Fabrice Poncet: First, Opendesk - furniture and business models - are designed from a clean sheet of paper, to do better in all areas: more economic, more aesthetic, more functional, more respectful to the environment, and easy to assemble.
Next, the Creative Commons licensing system used by Opendesk allows us to share value equitably and to balance our classical commercial transactions with more high human impact initiatives.
Finally, by publishing our creations around the world, and by providing ‘recipes’ tested for digital making, Opendesk provides us the opportunity to live our project at planetary scale, from within our western Lyon and Rhone-Alpes-Auvergne regional ecosystem.

The La Fabrique’s workshop
La Fabrique’s workshop

Opendesk: Let’s talk about the MIX project!

Fabrice Poncet: We cut the panels using a partner’s CNC machine, since we don’t yet have our own. The MIX’s founders, friends and family then worked weekends to make the furniture. This shows the different options for the same piece of furniture: buying fully-finished from a maker, or investing time for the pleasure of making it yourself, by buying just the cut-out parts.
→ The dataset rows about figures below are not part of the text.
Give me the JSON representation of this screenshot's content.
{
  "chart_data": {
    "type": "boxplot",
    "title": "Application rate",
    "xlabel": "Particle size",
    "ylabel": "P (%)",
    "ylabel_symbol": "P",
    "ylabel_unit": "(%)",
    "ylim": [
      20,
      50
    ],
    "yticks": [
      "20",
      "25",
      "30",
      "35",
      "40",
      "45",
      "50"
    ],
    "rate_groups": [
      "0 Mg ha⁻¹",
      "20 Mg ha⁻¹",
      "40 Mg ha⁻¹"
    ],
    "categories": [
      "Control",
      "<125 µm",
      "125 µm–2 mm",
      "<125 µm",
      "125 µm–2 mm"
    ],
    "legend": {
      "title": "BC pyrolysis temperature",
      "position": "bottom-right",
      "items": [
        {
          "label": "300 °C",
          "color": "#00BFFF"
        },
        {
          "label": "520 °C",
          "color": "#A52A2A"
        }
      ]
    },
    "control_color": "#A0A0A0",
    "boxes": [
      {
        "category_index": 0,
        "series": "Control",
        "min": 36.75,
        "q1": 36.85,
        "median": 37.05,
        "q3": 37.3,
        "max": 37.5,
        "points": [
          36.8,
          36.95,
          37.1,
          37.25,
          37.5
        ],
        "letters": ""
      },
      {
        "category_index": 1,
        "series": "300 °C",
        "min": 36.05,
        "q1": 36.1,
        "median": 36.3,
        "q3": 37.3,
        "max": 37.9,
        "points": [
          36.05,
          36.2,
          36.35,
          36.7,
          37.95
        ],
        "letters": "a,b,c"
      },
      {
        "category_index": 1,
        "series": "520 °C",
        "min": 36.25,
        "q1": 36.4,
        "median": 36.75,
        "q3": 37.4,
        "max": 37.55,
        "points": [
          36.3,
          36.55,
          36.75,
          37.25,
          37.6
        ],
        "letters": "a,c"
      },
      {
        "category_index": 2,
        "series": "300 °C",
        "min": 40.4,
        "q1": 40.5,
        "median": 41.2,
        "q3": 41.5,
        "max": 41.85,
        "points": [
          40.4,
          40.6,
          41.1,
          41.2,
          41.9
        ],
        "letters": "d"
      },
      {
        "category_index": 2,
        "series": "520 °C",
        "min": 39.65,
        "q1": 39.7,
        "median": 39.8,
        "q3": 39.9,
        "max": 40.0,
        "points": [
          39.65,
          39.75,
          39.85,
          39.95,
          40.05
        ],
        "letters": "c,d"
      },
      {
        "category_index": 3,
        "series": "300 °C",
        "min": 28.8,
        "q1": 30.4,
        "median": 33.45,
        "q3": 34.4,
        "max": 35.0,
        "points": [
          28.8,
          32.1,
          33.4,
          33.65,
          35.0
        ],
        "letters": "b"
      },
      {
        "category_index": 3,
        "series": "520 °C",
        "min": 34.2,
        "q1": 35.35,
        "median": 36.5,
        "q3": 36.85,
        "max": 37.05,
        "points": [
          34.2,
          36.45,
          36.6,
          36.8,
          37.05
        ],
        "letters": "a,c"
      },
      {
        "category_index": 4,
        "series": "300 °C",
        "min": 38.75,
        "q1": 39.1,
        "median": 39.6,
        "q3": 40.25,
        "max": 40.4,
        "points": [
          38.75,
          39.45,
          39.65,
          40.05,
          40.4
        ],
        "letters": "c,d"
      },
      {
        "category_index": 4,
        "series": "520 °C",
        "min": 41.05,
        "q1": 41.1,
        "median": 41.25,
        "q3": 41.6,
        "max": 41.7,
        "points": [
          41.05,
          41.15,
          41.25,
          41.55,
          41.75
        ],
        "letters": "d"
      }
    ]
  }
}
Opendesk: And what’s next?

Fabrice Poncet: The MIX experience led us to launch the Open Emploi project: acquire a CNC machine to create 3 jobs for people excluded from work, document this experience, then find enterprises willing to duplicate across France. To complement our current offer, we will propose furniture under Creative Commons licence, like Opendesk.

The CNC machining does the complex part of the work. The next steps (de-burring, sanding, assembly, finishing and packaging) can be done by people with handicaps or as part of insertion.
We work in close partnership with Opendesk for CC - licensed furniture, with Artibois (mental illness), Le Valdocco (insertion), Les Liserons (autism), Le Prado (protection de la jeunesse) and La Mirly (insertion and handicap). A prize from the AVIVA competition and the support from Umanao.com, a collaborative commerce site should allow us to finance the exceptional expenses: feasibility studies, training, extra supervision, documentation and project dissemination.
We want to prove that it is possible to offer 15% of the jobs of a SME to people with handicaps or in professional insertion, in France and without public subsidy. There are 3 million SMEs in France: if each one chips in, then the whole society will be better off!